To Amaziah’s rash challenge the king of Israel makes a scornful reply by the language of a parable. He says: “The thistle that was in Lebanon (Amaziah) sent to the cedar that was in Lebanon (himself, Joash), saying, Give thy daughter to my son to wife: and there passed by a wild beast that was in Lebanon (Jo-ash’s army), and trode down the thistle.” And he adds, “Thou sayest [to thyself], Lo, thou hast smitten the Edomites—and thy heart lifteth thee up to boast. Abide now at home; why shouldest thou meddle to thy hurt, that thou shouldest fall, even thou, and Judah with thee?” Good, sound advice, this. “But Amaziah would not hear; for it came of God, that He might deliver them into the hand of their enemies, because they sought after the gods of Edom. So Joash the king of Israel went up; and they saw one another in the face, both he and Amaziah king of Judah, at Beth-shemesh, which belongeth to Judah. And Judah was put to the worse before Israel, and they fled every man to his tent. And Joash the king of Israel took Amaziah king of Judah, the son of Joash, the son of Jehoahaz, at Beth-shemesh, and brought him to Jerusalem, and brake down the wall of Jerusalem from the gate of Ephraim to the corner gate, four hundred cubits.” This is the first time the walls of Jerusalem had ever been injured. It was on the north—the only side from which the city is easily accessible. Josephus (IX., 9, § 9) states that Joash gained entrance into the city by threatening to kill their captive king if the inhabitants refused to open the gates. The victorious Joash now took all the gold and silver, and the holy vessels, and all the treasures that were found in the temple and the king’s house; he took hostages also, and returned to Samaria.

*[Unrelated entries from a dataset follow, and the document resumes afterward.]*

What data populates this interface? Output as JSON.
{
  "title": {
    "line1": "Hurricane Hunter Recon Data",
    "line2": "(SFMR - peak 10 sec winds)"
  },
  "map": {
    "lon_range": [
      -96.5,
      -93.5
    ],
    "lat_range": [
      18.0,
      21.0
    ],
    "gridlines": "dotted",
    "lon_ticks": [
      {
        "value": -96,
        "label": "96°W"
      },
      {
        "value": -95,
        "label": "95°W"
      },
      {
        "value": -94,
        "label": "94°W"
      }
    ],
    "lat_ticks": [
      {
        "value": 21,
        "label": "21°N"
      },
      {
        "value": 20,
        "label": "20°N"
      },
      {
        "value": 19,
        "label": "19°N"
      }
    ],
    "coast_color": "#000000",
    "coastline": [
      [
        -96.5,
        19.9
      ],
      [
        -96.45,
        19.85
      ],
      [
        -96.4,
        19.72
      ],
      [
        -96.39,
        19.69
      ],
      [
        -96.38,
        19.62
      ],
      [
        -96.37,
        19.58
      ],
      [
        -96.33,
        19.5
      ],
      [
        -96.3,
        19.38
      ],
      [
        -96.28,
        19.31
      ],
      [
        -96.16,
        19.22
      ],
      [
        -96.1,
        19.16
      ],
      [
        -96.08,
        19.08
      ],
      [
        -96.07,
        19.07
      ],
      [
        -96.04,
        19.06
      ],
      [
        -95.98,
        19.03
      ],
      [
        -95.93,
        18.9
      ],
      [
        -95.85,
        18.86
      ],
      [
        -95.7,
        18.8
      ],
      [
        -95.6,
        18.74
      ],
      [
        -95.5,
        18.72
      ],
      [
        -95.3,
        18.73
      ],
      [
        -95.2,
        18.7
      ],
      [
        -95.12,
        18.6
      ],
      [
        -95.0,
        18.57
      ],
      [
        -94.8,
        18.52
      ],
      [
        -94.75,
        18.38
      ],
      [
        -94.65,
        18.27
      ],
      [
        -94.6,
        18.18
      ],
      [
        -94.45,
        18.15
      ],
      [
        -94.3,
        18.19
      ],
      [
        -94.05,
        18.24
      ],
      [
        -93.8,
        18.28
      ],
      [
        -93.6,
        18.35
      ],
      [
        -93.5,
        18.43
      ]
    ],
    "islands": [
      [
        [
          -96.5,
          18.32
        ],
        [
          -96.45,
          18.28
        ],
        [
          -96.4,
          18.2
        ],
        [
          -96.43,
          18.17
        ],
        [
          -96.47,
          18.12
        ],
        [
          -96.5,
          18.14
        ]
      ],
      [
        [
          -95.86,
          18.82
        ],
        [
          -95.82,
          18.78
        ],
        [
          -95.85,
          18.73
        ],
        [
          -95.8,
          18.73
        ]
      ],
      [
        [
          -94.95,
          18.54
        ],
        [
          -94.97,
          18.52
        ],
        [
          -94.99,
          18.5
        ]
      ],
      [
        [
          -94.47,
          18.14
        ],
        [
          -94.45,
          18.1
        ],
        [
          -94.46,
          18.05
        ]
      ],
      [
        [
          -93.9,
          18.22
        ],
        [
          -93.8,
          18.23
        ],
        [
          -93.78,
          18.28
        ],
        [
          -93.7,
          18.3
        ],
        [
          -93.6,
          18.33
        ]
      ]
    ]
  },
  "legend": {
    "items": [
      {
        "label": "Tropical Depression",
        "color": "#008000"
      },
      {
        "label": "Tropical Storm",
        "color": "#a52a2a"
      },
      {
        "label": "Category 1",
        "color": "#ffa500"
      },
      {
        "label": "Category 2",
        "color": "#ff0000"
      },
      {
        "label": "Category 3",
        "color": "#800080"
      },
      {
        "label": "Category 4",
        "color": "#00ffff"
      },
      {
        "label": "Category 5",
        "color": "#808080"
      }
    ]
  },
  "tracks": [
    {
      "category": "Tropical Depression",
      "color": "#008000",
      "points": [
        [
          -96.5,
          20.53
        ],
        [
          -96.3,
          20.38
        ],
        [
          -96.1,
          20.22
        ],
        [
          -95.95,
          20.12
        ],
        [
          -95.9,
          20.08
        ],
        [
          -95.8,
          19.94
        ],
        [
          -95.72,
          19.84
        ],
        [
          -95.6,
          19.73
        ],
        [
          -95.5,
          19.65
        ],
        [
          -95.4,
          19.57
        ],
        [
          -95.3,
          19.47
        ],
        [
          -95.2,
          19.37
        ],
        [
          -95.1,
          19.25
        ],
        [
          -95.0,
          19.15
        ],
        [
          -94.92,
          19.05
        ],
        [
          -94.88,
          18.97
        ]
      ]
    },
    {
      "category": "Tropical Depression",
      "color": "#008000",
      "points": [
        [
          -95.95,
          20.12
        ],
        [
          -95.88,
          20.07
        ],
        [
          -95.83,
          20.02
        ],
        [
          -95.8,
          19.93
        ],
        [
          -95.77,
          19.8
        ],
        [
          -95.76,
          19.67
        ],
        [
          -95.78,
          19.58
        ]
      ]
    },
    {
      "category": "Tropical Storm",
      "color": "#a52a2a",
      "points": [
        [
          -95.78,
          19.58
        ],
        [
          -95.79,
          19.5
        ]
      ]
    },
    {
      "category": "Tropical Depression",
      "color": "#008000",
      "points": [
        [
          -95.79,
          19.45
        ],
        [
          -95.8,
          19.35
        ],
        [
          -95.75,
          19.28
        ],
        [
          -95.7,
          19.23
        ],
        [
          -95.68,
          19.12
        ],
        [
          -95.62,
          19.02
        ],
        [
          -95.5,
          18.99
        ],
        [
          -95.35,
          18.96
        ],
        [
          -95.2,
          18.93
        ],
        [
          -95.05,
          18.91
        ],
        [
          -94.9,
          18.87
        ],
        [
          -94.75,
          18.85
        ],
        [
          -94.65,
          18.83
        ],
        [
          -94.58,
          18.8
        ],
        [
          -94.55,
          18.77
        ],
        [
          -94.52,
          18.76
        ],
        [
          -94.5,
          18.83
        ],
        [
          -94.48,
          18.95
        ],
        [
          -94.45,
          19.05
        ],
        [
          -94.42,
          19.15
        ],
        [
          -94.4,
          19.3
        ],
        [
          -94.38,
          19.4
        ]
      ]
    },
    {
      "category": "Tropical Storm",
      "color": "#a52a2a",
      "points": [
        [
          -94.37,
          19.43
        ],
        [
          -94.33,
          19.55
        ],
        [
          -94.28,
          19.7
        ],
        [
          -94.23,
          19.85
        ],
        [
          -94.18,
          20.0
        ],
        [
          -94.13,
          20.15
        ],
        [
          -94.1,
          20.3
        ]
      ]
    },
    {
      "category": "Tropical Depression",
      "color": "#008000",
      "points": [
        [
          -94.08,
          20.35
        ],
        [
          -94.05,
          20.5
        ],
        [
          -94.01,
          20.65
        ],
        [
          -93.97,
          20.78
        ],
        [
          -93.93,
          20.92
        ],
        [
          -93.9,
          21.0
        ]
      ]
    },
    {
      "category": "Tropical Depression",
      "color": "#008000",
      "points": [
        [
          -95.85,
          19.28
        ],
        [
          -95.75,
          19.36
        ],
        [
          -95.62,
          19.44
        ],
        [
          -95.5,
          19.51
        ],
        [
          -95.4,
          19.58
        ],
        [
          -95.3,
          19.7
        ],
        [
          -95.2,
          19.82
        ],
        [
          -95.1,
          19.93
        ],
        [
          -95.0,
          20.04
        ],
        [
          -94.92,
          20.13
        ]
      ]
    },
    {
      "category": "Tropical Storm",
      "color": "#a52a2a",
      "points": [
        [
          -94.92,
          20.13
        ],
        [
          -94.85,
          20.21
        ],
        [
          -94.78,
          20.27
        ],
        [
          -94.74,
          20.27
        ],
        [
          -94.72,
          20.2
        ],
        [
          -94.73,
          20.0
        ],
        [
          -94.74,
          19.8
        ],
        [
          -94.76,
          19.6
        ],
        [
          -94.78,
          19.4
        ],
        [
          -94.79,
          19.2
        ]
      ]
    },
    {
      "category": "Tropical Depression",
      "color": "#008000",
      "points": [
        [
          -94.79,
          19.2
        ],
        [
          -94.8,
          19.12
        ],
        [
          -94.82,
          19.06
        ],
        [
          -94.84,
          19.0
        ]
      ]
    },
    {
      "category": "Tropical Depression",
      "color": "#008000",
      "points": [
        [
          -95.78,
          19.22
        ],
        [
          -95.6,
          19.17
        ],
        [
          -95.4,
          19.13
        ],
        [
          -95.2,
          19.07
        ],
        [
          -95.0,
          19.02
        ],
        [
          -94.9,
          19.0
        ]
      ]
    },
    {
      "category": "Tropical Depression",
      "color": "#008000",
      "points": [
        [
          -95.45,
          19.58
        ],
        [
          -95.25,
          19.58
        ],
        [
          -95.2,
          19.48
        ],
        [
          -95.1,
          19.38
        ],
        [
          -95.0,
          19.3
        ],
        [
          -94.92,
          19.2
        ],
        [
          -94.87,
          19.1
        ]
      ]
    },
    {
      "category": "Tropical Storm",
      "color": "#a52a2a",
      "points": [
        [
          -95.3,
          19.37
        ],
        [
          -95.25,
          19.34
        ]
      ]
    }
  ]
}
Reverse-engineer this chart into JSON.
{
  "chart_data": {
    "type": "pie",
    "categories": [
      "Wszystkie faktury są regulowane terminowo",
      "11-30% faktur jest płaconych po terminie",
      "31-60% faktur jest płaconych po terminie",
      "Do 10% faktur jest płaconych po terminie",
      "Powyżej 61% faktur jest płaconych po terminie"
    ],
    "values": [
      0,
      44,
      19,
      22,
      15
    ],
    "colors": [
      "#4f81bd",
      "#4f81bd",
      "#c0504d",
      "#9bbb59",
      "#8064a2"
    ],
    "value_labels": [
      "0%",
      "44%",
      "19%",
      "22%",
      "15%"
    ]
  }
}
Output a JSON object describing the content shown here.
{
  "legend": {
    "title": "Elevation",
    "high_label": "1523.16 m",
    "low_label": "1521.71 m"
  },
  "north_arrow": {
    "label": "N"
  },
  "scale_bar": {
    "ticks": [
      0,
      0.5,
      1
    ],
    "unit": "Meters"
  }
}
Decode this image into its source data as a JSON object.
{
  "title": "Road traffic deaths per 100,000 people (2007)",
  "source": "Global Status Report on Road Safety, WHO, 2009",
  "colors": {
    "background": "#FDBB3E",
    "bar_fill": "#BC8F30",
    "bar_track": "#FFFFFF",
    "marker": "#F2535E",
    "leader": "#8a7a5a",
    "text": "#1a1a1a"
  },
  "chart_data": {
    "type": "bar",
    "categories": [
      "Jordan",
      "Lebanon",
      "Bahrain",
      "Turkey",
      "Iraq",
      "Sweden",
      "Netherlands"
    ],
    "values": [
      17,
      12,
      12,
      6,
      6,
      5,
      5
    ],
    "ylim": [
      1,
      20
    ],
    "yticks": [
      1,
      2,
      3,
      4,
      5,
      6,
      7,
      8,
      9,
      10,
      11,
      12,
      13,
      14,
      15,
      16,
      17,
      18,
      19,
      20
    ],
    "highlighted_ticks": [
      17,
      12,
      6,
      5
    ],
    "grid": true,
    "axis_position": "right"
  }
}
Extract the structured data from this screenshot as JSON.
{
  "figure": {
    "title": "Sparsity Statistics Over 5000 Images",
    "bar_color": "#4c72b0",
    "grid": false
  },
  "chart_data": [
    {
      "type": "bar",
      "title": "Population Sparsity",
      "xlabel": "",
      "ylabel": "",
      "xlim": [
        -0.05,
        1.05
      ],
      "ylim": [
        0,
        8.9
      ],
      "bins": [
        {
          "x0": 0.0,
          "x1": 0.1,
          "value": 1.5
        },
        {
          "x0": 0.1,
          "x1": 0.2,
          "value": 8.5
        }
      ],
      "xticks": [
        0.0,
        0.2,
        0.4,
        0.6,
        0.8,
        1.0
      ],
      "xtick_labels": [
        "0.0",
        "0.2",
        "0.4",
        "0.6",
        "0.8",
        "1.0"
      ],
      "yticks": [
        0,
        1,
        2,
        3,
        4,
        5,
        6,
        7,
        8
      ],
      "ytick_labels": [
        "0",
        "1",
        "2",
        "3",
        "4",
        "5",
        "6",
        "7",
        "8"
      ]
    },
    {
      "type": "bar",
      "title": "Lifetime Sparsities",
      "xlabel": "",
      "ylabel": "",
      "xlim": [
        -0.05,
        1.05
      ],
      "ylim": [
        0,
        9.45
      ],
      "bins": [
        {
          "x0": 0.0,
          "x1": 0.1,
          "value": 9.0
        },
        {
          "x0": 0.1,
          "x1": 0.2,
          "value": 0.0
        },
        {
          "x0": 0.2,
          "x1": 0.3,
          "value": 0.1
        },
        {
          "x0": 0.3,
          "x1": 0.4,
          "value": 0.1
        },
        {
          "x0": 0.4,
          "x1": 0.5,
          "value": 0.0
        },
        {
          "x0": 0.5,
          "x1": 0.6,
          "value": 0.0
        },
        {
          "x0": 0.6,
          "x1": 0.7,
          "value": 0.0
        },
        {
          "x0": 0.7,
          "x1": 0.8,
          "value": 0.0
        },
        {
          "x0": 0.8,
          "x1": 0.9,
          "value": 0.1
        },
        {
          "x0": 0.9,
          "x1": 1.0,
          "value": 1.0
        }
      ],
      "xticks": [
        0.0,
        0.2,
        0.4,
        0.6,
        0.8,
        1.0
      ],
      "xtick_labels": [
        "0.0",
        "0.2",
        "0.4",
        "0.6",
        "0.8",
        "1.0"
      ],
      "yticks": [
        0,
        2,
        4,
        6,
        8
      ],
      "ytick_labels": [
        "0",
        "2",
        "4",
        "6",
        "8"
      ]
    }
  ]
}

Amaziah lived more than fifteen years after his humiliating defeat and capture by the king of Israel. He died by violence, like his father and grandfather before him. “Now after the time that Amaziah did turn away from following the Lord they made a conspiracy against him in Jerusalem; and he fled to Lachish: but they sent to Lachish after him, and slew him there. And they brought him upon horses, and buried him with his fathers in the city of Judah,” or of David. His “turning away from following the Lord” was probably his final and complete apostasy from Jehovah God of Israel; not when he first bowed down to the gods of Seir, which was the beginning of his downward course. Lachish was the first of the cities of Judah to adopt the idolatries of the kingdom of Israel (“the beginning of the sin to the daughter of Zion: for the transgressions of Israel were found in thee,” Micah i: 13), and it was natural for the idolatrous Amaziah to seek an asylum there. They brought his body back to Jerusalem on horses, as they would a beast. (Contrast Acts 7:16.) His name means “strength of Jah”; but we read, “he strengthened himself” (2 Chron. 25:n); his character of self-sufficiency thus belying his name—a thing not uncommon in our day, especially among a people called “Christians.” He was assassinated at the age of fifty-four. His mother’s name, “Jehovah-pleased,” would indicate that she was a woman of piety; and it may be that it was due to her influence that he acted righteously during the earlier portion of his reign. The record of his reign has the same sad monotony of so many of the kings of Judah at this period—”his acts first and last”—the first, full of promise; and the last, declension, or apostasy. “Wherefore let him that think-eth he standeth take heed lest he fall.”